Carbon 14 is normally generated high in the atmosphere as a loose neutron crashes into an atom of Nitrogen 14, ejecting a proton. The number of atomic particles remains the same (14), but by losing a positively charged proton and replacing it with a neutrally charged neutron, the charge on the nucleus goes down (from 7 to 6), which is why we call the new atom Carbon rather than Nitrogen. After the atomic bomb tests of the 1960s, the amount of Carbon 14 (radiocarbon) in the atmosphere almost doubled, so we know that proton radiation from atomic disintegration certainly can affect the proportion of radiocarbon in a material.
The factors affecting how much material is affected can be modelled very precisely, and Bob Rucker, who has been doing this kind of modelling professionally for many years, such that the safety of nuclear power stations has literally depended on his work, has calculated quite precisely the number of neutrons that would have had to be emitted from a disintegrating body in order to produce the exact gradient that we find in the radiocarbon dating results from 1988. So far, so uncontroversial.
Is there any evidence that this can actually happen?
No. This is where the miracle comes in. Experimentally, a recognised radioactive source is required, which dead bodies are not. The only evidence that such an event could have occurred lies in the chronological gradient of the results of the 1988 dating tests, which must be assumed, for the purposes of this speculation, to be accurate and quite precise.
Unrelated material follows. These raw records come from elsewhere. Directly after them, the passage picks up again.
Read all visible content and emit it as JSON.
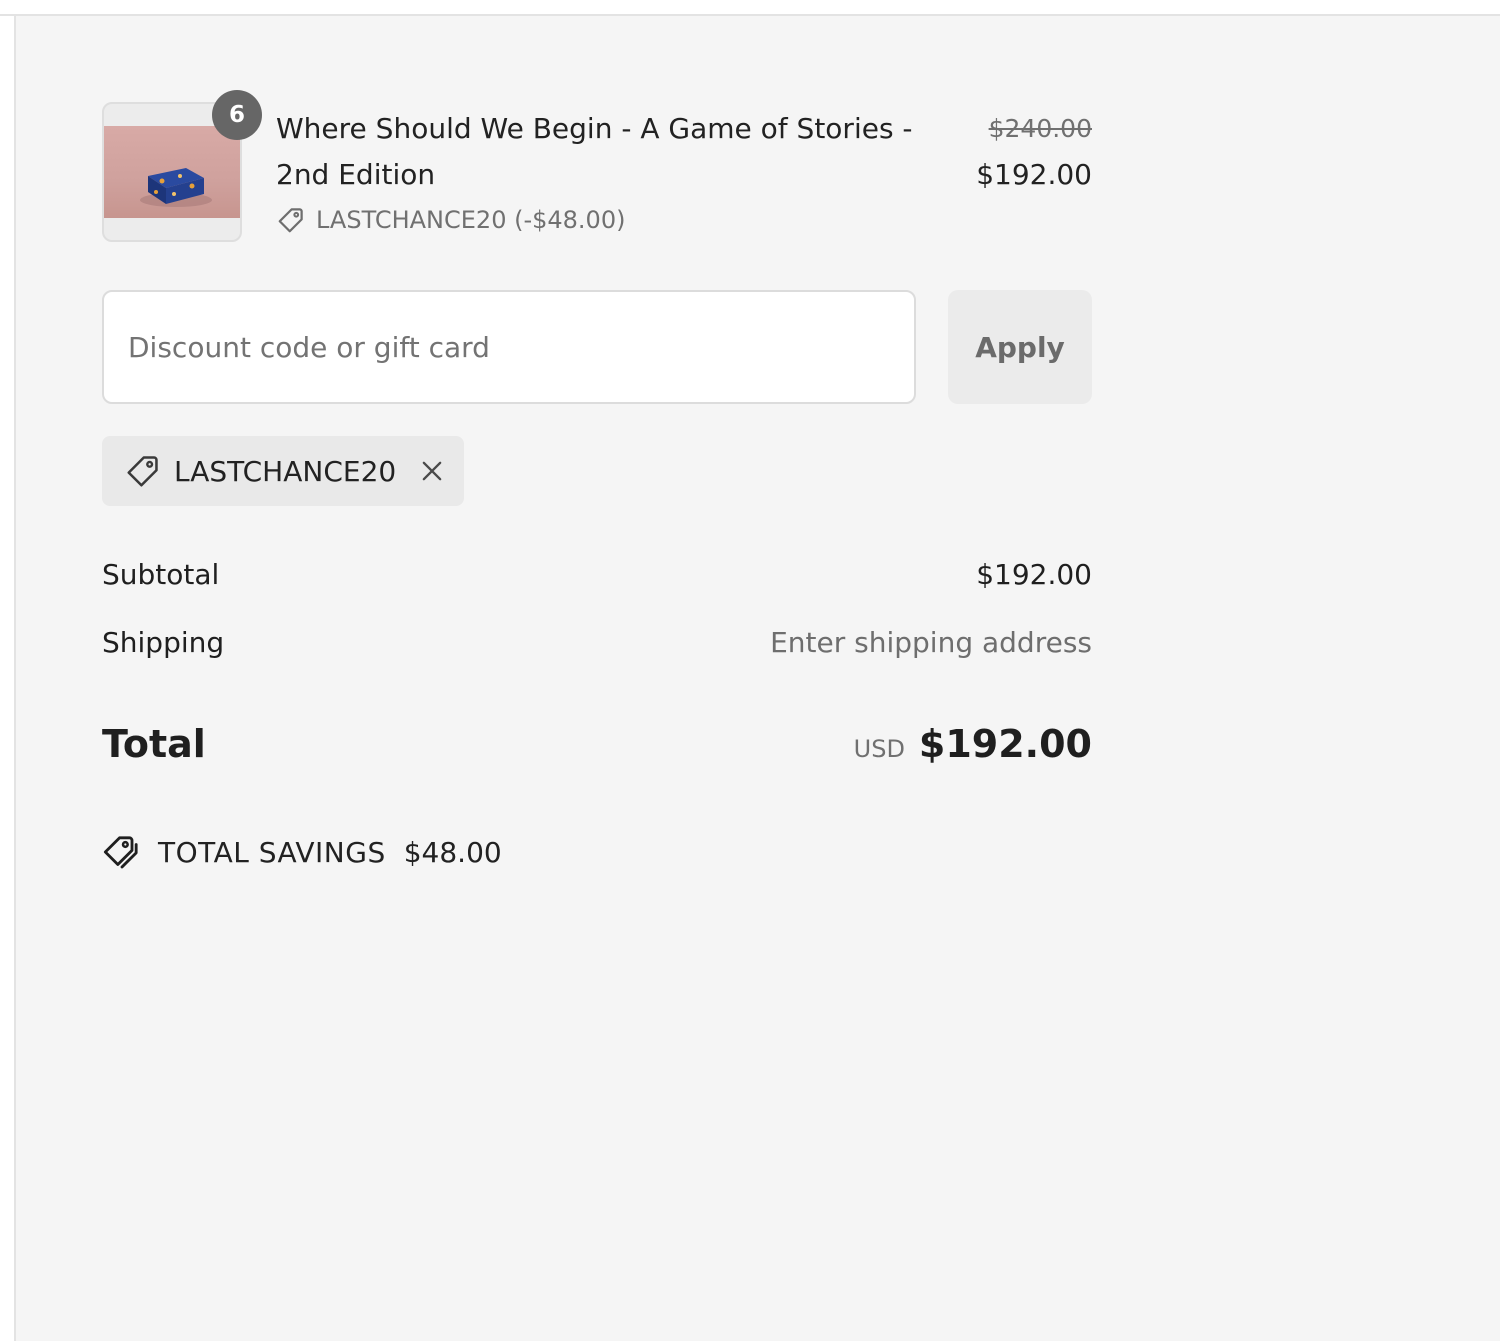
{
  "order_summary": {
    "line_item": {
      "quantity": "6",
      "title": "Where Should We Begin - A Game of Stories - 2nd Edition",
      "discount": "LASTCHANCE20 (-$48.00)",
      "original_price": "$240.00",
      "price": "$192.00",
      "icon": "tag-icon"
    },
    "discount": {
      "placeholder": "Discount code or gift card",
      "value": "",
      "apply_label": "Apply"
    },
    "applied_code": {
      "code": "LASTCHANCE20",
      "icon": "tag-icon",
      "remove_icon": "close-icon"
    },
    "subtotal": {
      "label": "Subtotal",
      "value": "$192.00"
    },
    "shipping": {
      "label": "Shipping",
      "value": "Enter shipping address"
    },
    "total": {
      "label": "Total",
      "currency": "USD",
      "value": "$192.00"
    },
    "savings": {
      "label": "TOTAL SAVINGS",
      "value": "$48.00",
      "icon": "tags-icon"
    }
  }
}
that data does not pass the mathematical tests needed to confirm that the evidence in question actually is indicative of a date.
I think this needs a bit of unpacking. Noticing that their results were statistically anomalous in terms of an entirely uniform bit of cloth, the authors of the Nature paper assumed that the errors quoted were too small, as I mentioned to Jan10000 above, and proceeded to calculate an overall date of 1260-1390, as is well known. More precisely, the authors took the 12 individual results from the 12 little pieces into which the samples had been subdivided (4 at Tucson, 3 at Oxford and 5 at Zurich), and combined them into 3 means, one for each laboratory, and then combined those to produce the final date.
Disputing this assumption (that the errors were too small), Riani and Atkinson took the 12 individual results as correct and accurate measurements, and deduced the arrangement of the little pieces which best fitted the chronological sequence of the dates.
Rucker and Antonacci have taken the middle path, and used the three laboratory means as indicative of the gradient derived from neutron radiation. The statistics used to achieve these dates have been assumed to be reliable.